Pengerukan batu bara hilangkan areal persawahan di Bengkulu

id batu bara, sawah, areal persawahan, desa lumbung pangan, tertimbun material longsoran, tambang batu bara

Pengerukan batu bara hilangkan areal persawahan di Bengkulu

Ilustrasi - Terminal batu bara (ANTARA FOTO)

Bengkulu (Antarasumsel.com) - Pengerukan batubara di Desa Gunung Payung, Kabupaten Bengkulu Utara, Provinsi Bengkulu menghilangkan ratusan hektare areal persawahan, padahal desa itu ditetapkan sebagai desa lumbung pangan pada tahun 2009.

"Sebelumya ada 300 hektare areal persawahan di desa kami, tapi kini tinggal 20 hektare yang masih bisa ditanami," kata Abu Hanifah, tokoh masyarakat Desa Gunung Payung, Kamis.

Ia mengatakan pengerukan batubara dari PT Injatama dimulai pada 2009, bertepatan dengan pencanangan desa lumbung pangan bagi Gunung Payung.

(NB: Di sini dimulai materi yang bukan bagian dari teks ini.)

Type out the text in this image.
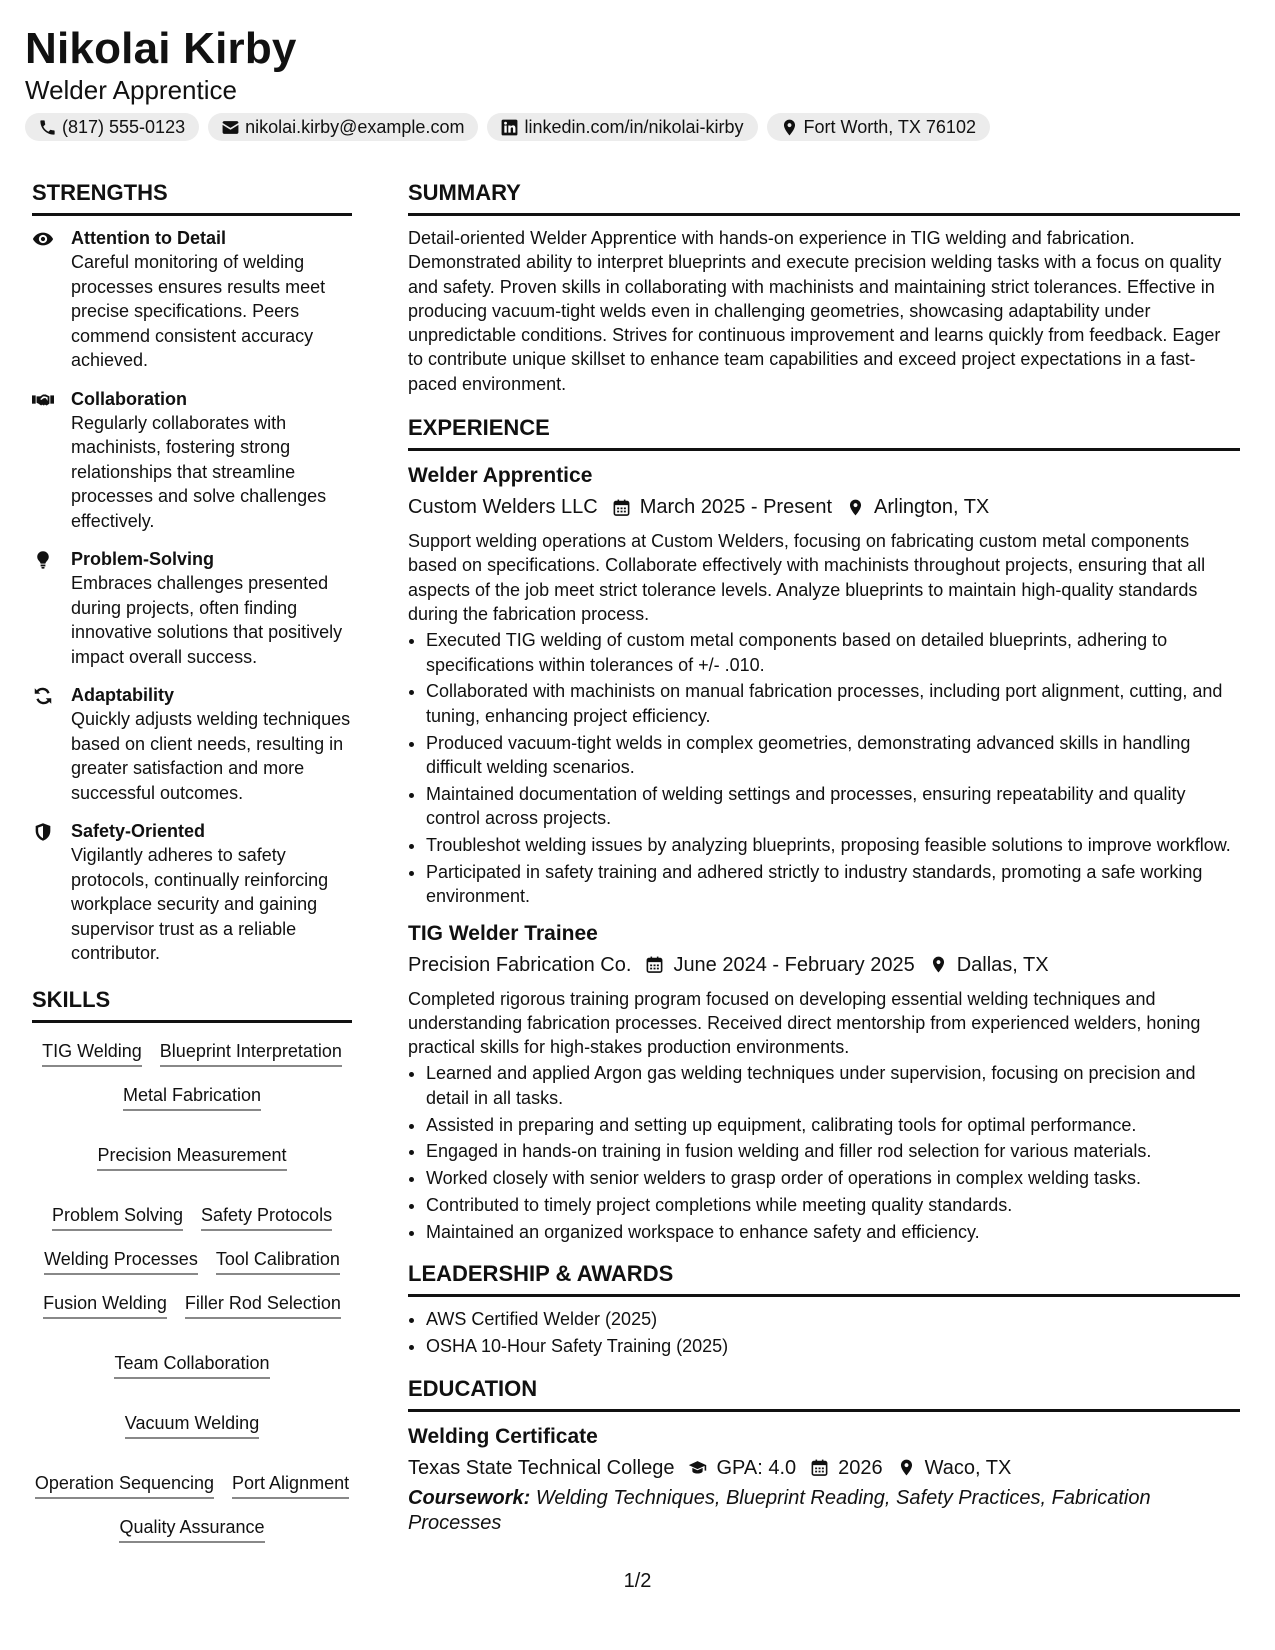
Nikolai Kirby
Welder Apprentice
(817) 555-0123	nikolai.kirby@example.com	linkedin.com/in/nikolai-kirby	Fort Worth, TX 76102
STRENGTHS
Attention to Detail
Careful monitoring of welding processes ensures results meet precise specifications. Peers commend consistent accuracy achieved.
Collaboration
Regularly collaborates with machinists, fostering strong relationships that streamline processes and solve challenges effectively.
Problem-Solving
Embraces challenges presented during projects, often finding innovative solutions that positively impact overall success.
Adaptability
Quickly adjusts welding techniques based on client needs, resulting in greater satisfaction and more successful outcomes.
Safety-Oriented
Vigilantly adheres to safety protocols, continually reinforcing workplace security and gaining supervisor trust as a reliable contributor.
SKILLS
TIG Welding Blueprint Interpretation
Metal Fabrication
Precision Measurement
Problem Solving Safety Protocols
Welding Processes Tool Calibration
Fusion Welding Filler Rod Selection
Team Collaboration
Vacuum Welding
Operation Sequencing Port Alignment
Quality Assurance
SUMMARY
Detail-oriented Welder Apprentice with hands-on experience in TIG welding and fabrication. Demonstrated ability to interpret blueprints and execute precision welding tasks with a focus on quality and safety. Proven skills in collaborating with machinists and maintaining strict tolerances. Effective in producing vacuum-tight welds even in challenging geometries, showcasing adaptability under unpredictable conditions. Strives for continuous improvement and learns quickly from feedback. Eager to contribute unique skillset to enhance team capabilities and exceed project expectations in a fast-paced environment.
EXPERIENCE
Welder Apprentice
Custom Welders LLC March 2025 - Present Arlington, TX
Support welding operations at Custom Welders, focusing on fabricating custom metal components based on specifications. Collaborate effectively with machinists throughout projects, ensuring that all aspects of the job meet strict tolerance levels. Analyze blueprints to maintain high-quality standards during the fabrication process.
• Executed TIG welding of custom metal components based on detailed blueprints, adhering to specifications within tolerances of +/- .010.
• Collaborated with machinists on manual fabrication processes, including port alignment, cutting, and tuning, enhancing project efficiency.
• Produced vacuum-tight welds in complex geometries, demonstrating advanced skills in handling difficult welding scenarios.
• Maintained documentation of welding settings and processes, ensuring repeatability and quality control across projects.
• Troubleshot welding issues by analyzing blueprints, proposing feasible solutions to improve workflow.
• Participated in safety training and adhered strictly to industry standards, promoting a safe working environment.
TIG Welder Trainee
Precision Fabrication Co. June 2024 - February 2025 Dallas, TX
Completed rigorous training program focused on developing essential welding techniques and understanding fabrication processes. Received direct mentorship from experienced welders, honing practical skills for high-stakes production environments.
• Learned and applied Argon gas welding techniques under supervision, focusing on precision and detail in all tasks.
• Assisted in preparing and setting up equipment, calibrating tools for optimal performance.
• Engaged in hands-on training in fusion welding and filler rod selection for various materials.
• Worked closely with senior welders to grasp order of operations in complex welding tasks.
• Contributed to timely project completions while meeting quality standards.
• Maintained an organized workspace to enhance safety and efficiency.
LEADERSHIP & AWARDS
• AWS Certified Welder (2025)
• OSHA 10-Hour Safety Training (2025)
EDUCATION
Welding Certificate
Texas State Technical College GPA: 4.0 2026 Waco, TX
Coursework: Welding Techniques, Blueprint Reading, Safety Practices, Fabrication Processes
1/2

Konsesi pertambangan yang dimiliki perusahaan itu mencapai 6.000 hektare di mana seluas 444,2 hektare merupakan lahan budidaya masyarakat.

Sejak perusahaan beroperasi, petani padi mulai mengeluh sebab aliran air irigasi dari Sungai Ketahun tidak lagi sampai ke sembilan pintu air irigasi.

Air irigasi yang tidak sampai ke areal persawahan membuat sebagian petani padi menjual areal persawahan mereka dan dijadikan modal untuk menanam tanaman tahunan.

Kehilangan areal persawahan diperparah dengan kejadian longsor di tebing penambangan pada 2013. Akibatnya sekitar 100 hektare persawahan tertimbun material longsoran.

Ada solusi dari perusahaan dengan membeli sawah, tapi masyarakat menjual dengan terpaksa karena sebelumnya sudah sulit mendapatkan air, ujarnya.

Sekretaris Desa Gunung Payung, Gusnan Buyung mengatakan saat ini sebagian besar warga di sana terpaksa membeli beras sebab desa mereka tak lagi jadi lumbung pangan.

Aktivis lingkungan dari Yayasan Genesis Bengkulu, Uli Siagian mengatakan Gunung Payung menjadi contoh nyata dampak pengerukan batubara yang menghilangkan akses masyarakat terhadap pangan.

Padahal pemerintah sedang mengupayakan perluasan areal lahan pangan untuk memenuhi kebutuhan pangan dalam negeri, katanya.

Menurut dia, pengawasan yang lemah dari pemerintah daerah membuat aktivitas pertambangan di wilayah itu telah merugikan warga, terutama kehilangan akses terhadap lahan pangan.